Enhancing compressive and flexural strength prediction in high-performance concrete through integrated histogram gradient boosting and multiple optimization algorithms via an ensemble approach

Compressive and flexural strengths (CS and FS) constitute a vital parameter in designing various concrete structures, including rigid pavements, beams, and bridges, holding significant importance in ensuring their structural integrity and performance. The prevailing industry standard for concrete evaluation, the compressive strength test, is favored for its procedural simplicity. However, the estimation of CS and FS, especially for High-Performance Concrete (HPC), remains challenging due to material variability, mix complexity, curing conditions, and testing variations, necessitating advanced modeling approaches for accuracy. In response to this, the present research advocates the integration of Histogram Gradient Boosting (HGB) with Reptile Search Optimization (RSO), Arithmetic Optimization Algorithm (AOA), Sooty Tern Optimization Algorithm (STOA), Leader Harris hawks optimization (LHHO) and an ensemble of 4 optimizers to elevate the precision of such assessments.
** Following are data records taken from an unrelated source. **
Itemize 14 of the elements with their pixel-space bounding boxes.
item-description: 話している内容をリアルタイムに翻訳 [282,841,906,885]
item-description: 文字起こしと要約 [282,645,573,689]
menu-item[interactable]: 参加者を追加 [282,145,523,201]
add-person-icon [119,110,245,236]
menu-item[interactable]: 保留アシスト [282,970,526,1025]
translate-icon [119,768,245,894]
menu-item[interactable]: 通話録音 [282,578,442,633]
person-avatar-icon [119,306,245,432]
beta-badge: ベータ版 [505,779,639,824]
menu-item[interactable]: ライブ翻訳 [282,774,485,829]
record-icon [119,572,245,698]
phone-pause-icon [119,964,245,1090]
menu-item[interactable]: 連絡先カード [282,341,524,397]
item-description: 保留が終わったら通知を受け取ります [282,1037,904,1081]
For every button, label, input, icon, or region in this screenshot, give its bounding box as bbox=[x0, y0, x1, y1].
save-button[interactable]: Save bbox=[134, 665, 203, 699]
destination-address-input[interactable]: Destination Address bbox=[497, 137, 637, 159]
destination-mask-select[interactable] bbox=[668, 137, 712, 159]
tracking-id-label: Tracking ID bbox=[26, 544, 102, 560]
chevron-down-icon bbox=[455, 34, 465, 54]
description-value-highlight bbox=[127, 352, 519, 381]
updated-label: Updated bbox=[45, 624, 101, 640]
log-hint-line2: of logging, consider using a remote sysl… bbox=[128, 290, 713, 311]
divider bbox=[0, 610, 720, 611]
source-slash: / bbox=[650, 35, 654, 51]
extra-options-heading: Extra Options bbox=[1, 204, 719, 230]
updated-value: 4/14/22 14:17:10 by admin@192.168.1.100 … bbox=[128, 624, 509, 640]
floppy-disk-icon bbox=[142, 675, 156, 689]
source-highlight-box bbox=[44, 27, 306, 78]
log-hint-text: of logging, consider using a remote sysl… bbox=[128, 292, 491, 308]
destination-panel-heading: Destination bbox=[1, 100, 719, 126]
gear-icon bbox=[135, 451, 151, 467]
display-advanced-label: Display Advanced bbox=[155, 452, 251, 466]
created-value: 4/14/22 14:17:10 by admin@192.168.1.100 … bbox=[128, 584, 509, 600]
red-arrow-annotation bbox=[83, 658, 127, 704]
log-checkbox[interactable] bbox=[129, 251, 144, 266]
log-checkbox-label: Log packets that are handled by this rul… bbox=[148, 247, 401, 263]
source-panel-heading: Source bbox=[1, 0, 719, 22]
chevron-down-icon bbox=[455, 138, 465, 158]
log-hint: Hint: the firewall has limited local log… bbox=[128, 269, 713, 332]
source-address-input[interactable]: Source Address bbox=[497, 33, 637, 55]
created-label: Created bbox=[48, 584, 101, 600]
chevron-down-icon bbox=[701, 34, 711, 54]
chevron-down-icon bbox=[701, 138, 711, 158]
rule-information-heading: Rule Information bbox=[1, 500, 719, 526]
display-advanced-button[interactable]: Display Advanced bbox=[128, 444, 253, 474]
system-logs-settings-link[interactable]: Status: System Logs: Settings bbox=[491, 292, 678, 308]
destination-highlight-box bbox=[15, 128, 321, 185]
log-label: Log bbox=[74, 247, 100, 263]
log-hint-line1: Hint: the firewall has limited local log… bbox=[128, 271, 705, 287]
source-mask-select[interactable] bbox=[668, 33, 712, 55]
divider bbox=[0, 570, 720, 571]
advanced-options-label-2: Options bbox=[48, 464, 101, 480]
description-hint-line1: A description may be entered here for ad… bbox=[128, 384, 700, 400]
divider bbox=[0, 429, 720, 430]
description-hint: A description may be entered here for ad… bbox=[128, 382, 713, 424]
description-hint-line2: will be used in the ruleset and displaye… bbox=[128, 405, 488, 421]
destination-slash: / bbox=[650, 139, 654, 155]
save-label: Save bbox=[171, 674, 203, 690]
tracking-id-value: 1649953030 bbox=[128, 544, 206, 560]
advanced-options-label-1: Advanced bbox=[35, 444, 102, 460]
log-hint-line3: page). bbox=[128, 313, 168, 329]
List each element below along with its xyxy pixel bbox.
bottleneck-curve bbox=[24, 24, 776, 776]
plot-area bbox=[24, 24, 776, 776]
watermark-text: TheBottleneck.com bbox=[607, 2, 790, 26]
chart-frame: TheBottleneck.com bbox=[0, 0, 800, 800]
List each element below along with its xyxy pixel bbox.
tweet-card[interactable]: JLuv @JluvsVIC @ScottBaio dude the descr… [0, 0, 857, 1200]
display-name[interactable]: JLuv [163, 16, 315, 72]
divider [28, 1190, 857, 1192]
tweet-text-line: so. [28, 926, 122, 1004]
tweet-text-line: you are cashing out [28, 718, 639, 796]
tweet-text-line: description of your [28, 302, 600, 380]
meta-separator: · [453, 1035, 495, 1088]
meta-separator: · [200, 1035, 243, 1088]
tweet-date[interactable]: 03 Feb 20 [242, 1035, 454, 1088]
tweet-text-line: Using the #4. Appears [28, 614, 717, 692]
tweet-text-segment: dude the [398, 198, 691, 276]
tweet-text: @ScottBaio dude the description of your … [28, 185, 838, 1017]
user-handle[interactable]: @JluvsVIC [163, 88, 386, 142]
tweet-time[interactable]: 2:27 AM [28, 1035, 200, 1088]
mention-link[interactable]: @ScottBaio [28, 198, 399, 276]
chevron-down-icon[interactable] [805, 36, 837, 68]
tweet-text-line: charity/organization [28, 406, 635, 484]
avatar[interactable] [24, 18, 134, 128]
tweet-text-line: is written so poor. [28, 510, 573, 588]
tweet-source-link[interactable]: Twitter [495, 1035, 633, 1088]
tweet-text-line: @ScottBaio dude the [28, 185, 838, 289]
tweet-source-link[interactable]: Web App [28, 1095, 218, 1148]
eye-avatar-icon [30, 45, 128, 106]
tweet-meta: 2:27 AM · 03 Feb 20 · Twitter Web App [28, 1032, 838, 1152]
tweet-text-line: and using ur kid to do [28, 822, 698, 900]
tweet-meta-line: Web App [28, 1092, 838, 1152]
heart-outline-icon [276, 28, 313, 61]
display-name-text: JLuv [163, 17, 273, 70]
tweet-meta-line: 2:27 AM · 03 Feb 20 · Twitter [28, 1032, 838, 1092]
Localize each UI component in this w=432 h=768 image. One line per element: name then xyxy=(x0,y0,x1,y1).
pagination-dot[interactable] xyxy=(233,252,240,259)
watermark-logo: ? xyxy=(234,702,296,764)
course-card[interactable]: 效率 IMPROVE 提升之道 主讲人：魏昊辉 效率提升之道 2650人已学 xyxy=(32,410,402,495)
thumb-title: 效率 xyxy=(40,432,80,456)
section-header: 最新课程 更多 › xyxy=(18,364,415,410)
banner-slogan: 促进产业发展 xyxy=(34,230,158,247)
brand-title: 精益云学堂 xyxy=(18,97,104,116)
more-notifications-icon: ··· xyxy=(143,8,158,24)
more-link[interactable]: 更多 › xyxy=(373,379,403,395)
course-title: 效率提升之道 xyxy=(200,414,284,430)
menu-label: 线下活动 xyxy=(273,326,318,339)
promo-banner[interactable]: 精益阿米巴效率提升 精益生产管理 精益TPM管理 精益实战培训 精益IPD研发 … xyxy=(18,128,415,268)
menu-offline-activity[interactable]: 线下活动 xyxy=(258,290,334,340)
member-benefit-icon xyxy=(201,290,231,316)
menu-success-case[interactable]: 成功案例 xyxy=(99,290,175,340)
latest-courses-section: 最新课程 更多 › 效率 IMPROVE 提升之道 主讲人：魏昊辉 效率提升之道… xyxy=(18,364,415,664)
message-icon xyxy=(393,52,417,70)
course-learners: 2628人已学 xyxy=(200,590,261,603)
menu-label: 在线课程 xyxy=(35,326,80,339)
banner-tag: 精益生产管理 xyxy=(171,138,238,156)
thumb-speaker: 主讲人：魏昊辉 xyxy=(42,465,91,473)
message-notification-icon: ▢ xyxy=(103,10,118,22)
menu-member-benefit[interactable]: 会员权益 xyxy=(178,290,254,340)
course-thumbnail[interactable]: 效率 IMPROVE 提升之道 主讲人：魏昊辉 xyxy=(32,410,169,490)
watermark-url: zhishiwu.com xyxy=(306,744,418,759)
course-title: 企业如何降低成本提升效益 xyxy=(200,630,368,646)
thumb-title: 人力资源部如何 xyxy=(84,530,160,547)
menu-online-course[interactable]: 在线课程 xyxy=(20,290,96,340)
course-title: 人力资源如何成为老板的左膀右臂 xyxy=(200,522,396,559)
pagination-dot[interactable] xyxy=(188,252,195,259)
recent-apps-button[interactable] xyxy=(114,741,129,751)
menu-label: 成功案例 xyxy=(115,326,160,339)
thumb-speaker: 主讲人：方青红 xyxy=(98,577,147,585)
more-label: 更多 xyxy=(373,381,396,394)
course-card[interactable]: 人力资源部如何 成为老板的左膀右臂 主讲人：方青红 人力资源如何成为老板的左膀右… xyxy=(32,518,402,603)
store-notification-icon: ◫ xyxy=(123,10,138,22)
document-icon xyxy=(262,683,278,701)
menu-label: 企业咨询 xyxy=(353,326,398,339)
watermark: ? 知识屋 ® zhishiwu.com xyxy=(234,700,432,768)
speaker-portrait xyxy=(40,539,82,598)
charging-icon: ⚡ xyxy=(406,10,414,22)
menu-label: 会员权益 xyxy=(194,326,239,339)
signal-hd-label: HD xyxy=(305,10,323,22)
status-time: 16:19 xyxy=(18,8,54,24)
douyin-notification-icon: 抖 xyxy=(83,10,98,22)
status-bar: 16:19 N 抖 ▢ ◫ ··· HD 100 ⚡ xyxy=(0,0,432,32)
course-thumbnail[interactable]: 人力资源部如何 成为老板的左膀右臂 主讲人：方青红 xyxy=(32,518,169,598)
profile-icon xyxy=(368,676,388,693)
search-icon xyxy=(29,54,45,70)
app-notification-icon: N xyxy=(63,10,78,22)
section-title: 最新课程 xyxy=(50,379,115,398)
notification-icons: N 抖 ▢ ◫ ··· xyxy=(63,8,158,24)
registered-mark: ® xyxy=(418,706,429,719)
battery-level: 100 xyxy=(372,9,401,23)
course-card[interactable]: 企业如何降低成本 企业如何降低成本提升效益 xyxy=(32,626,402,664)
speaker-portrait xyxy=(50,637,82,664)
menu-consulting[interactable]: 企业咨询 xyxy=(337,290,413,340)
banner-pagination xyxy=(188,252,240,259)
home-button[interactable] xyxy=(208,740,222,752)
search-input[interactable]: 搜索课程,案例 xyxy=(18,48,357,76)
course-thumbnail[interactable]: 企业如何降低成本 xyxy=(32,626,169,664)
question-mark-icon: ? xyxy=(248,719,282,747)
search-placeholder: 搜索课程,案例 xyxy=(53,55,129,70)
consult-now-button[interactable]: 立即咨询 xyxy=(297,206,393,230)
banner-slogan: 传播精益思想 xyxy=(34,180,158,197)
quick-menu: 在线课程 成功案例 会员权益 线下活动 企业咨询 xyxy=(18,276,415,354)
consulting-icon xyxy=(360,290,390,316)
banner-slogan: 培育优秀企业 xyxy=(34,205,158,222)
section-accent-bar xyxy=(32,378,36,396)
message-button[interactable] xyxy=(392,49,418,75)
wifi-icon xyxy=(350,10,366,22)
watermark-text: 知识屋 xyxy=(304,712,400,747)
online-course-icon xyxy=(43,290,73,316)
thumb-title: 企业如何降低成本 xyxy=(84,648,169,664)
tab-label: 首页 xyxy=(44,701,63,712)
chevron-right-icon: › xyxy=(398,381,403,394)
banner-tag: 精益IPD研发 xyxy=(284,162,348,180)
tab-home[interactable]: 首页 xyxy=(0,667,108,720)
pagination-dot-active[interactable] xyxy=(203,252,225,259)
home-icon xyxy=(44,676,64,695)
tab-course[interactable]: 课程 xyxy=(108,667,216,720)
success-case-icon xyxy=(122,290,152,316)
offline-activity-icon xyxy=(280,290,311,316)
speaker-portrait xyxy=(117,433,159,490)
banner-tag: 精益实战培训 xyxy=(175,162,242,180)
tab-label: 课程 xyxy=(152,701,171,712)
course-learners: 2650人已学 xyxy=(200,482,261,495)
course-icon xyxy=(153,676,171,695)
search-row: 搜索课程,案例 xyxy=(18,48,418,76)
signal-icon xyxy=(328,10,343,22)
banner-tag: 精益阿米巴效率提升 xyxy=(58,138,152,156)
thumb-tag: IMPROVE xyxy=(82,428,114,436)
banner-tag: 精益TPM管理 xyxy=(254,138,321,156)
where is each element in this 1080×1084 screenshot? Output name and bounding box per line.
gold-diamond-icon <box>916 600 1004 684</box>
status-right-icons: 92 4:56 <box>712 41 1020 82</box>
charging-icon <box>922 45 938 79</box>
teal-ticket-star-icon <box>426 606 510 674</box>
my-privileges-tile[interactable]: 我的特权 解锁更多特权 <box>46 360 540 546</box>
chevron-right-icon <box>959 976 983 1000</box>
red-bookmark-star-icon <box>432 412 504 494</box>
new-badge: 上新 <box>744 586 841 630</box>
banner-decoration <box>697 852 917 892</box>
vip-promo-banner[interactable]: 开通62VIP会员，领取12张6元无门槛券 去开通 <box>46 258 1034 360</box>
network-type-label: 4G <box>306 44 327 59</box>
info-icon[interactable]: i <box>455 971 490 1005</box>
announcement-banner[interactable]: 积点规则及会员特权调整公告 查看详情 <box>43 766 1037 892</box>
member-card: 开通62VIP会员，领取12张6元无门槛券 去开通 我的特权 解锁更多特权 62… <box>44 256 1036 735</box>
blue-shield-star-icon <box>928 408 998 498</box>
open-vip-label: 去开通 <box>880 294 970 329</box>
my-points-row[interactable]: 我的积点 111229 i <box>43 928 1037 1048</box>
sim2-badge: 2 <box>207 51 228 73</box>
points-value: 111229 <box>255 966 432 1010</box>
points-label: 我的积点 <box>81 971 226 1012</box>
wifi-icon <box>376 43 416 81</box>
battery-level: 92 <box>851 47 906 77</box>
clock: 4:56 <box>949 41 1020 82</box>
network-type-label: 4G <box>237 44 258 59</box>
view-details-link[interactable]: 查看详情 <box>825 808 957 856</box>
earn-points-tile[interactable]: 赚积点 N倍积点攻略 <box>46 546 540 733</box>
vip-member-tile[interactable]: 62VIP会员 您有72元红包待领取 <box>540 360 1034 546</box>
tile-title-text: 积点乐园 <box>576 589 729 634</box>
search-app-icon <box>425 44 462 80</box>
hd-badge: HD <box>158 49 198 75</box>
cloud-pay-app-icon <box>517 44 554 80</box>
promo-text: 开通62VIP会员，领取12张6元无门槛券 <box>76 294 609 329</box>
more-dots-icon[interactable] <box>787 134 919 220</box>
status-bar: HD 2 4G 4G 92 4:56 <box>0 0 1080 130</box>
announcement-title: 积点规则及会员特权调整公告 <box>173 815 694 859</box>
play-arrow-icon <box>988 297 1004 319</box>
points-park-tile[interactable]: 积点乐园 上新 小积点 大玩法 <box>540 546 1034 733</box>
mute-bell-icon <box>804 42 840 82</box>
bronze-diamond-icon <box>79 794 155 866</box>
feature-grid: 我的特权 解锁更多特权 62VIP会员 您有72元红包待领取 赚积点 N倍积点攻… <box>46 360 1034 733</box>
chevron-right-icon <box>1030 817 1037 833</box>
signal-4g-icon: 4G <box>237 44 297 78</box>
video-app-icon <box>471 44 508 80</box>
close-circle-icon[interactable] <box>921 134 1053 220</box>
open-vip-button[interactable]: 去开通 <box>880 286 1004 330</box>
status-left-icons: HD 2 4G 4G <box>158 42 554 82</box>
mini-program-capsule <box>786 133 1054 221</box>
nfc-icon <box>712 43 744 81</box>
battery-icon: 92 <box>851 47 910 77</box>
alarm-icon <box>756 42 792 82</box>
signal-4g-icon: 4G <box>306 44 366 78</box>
The results of this study reveal that among the various prediction models under examination, the HGB+RSA (HGRS) outperforms all other models, boasting the highest R2 value of 0.9914, and HGB+AOA (HGAO) is the second-best model with an R2 of 0.9846. When shifting the focus to FS estimation, the hybrid HGRS model shines with exceptional performance, displaying optimized R2 and RMSE values of 0.9922 and 0.2447, respectively. This underscores the effectiveness of the optimized Histogram Gradient Boosting with RSO in predicting CS and FS values for HPC. Interestingly, the study suggests that employing an ensemble of 4 selected optimizers developed reliable models with R2 of higher than 98% compatible with data exchange.